Maputo — The Mozambican Tax Authority (AT) has warned that, as from Saturday, it will seize any cigarettes of other tobacco products that do not carry a fiscal stamp.
The general director of the Mozambican customs Service, Ally Malla, interviewed in Friday's issue of the Maputo daily “Noticias”, recalled that the deadline for placing the fiscal stamps on tobacco goods is 1 July, and for alcoholic drinks it is 16 July.
The companies that produce or import the tobacco or drinks have to purchase the fiscal stamps, which are sold in blocks of a thousand, at various prices. The stamps for locally produced cigarettes cost 7.5 euros (about 8.6 US dollars) per 1,000. For imported cigarettes the cost is much steeper - 17.22 euros per thousand. There are similar price variants between the stamps used on local and imported drinks.
Malla said the price of the stamps is fixed in euros, rather than in the Mozambican currency, meticais, because they are produced in Britain. That decision was taken in order to ensure security features on the stamps to avoid forgeries. “The only way to maintain price stability was to fix the price in euros”, he said.
Any goods found after the deadline without the fiscal stamp will be seized, Malla declared. “There's no other way”, he said. “The inspection teams will have to confiscate these products, because they will be contraband, if imported, or, if produced in the country, they will have paid no taxes”.
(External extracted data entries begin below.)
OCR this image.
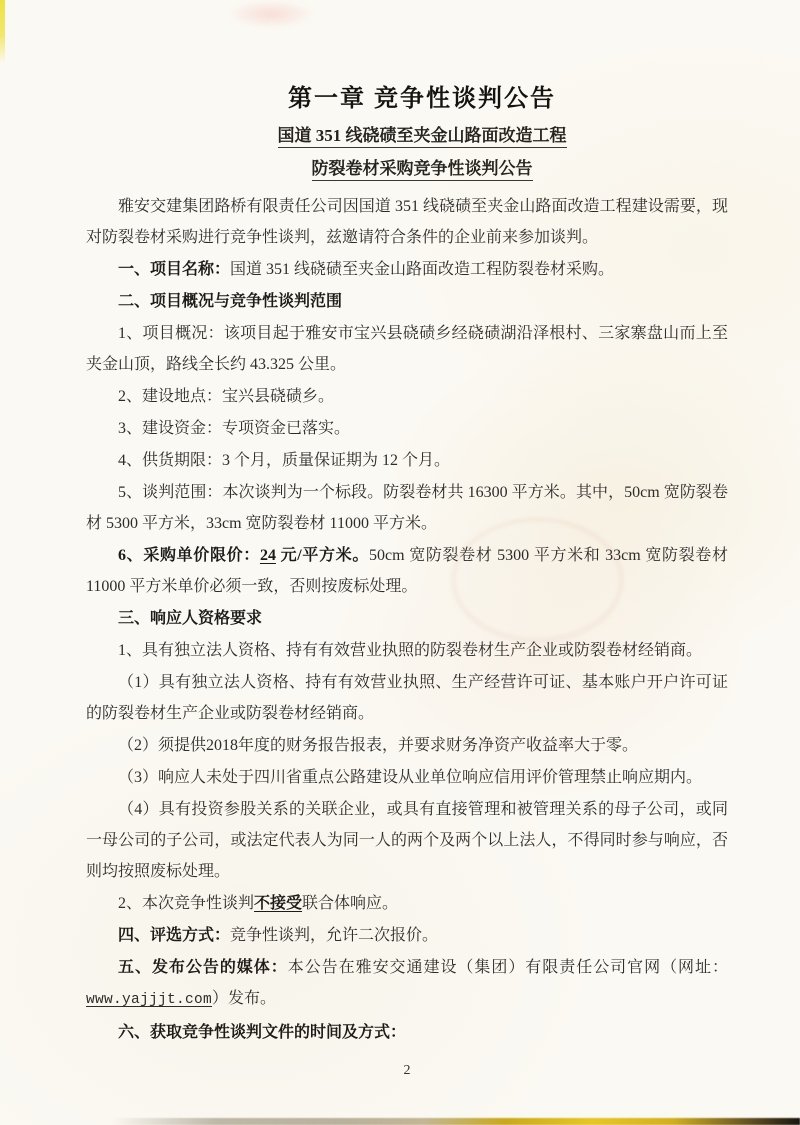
第一章 竞争性谈判公告
国道 351 线硗碛至夹金山路面改造工程
防裂卷材采购竞争性谈判公告

雅安交建集团路桥有限责任公司因国道 351 线硗碛至夹金山路面改造工程建设需要，现对防裂卷材采购进行竞争性谈判，兹邀请符合条件的企业前来参加谈判。

一、项目名称：国道 351 线硗碛至夹金山路面改造工程防裂卷材采购。

二、项目概况与竞争性谈判范围

1、项目概况：该项目起于雅安市宝兴县硗碛乡经硗碛湖沿泽根村、三家寨盘山而上至夹金山顶，路线全长约 43.325 公里。

2、建设地点：宝兴县硗碛乡。

3、建设资金：专项资金已落实。

4、供货期限：3 个月，质量保证期为 12 个月。

5、谈判范围：本次谈判为一个标段。防裂卷材共 16300 平方米。其中，50cm 宽防裂卷材 5300 平方米，33cm 宽防裂卷材 11000 平方米。

6、采购单价限价：24 元/平方米。50cm 宽防裂卷材 5300 平方米和 33cm 宽防裂卷材 11000 平方米单价必须一致，否则按废标处理。

三、响应人资格要求

1、具有独立法人资格、持有有效营业执照的防裂卷材生产企业或防裂卷材经销商。

（1）具有独立法人资格、持有有效营业执照、生产经营许可证、基本账户开户许可证的防裂卷材生产企业或防裂卷材经销商。

（2）须提供2018年度的财务报告报表，并要求财务净资产收益率大于零。

（3）响应人未处于四川省重点公路建设从业单位响应信用评价管理禁止响应期内。

（4）具有投资参股关系的关联企业，或具有直接管理和被管理关系的母子公司，或同一母公司的子公司，或法定代表人为同一人的两个及两个以上法人，不得同时参与响应，否则均按照废标处理。

2、本次竞争性谈判不接受联合体响应。

四、评选方式：竞争性谈判，允许二次报价。

五、发布公告的媒体：本公告在雅安交通建设（集团）有限责任公司官网（网址：www.yajjjt.com）发布。

六、获取竞争性谈判文件的时间及方式：

2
Mozambican drinks and cigarettes receive the stamp as they are packaged and then, before they leave the factory for sale to the public, they must pay the taxes due.
Malla believed that the fiscal stamps will strike a blow against smuggling and could thus greatly increase tax revenue from drinks and tobacco goods. He said it is estimated that in 2015 the Mozambican state lost 324 million US dollars in unpaid taxes on contraband drink and cigarettes.
He admitted that imports might fall “but that's not our intention. Our intention is to reduce the smuggling and contraband in these goods.”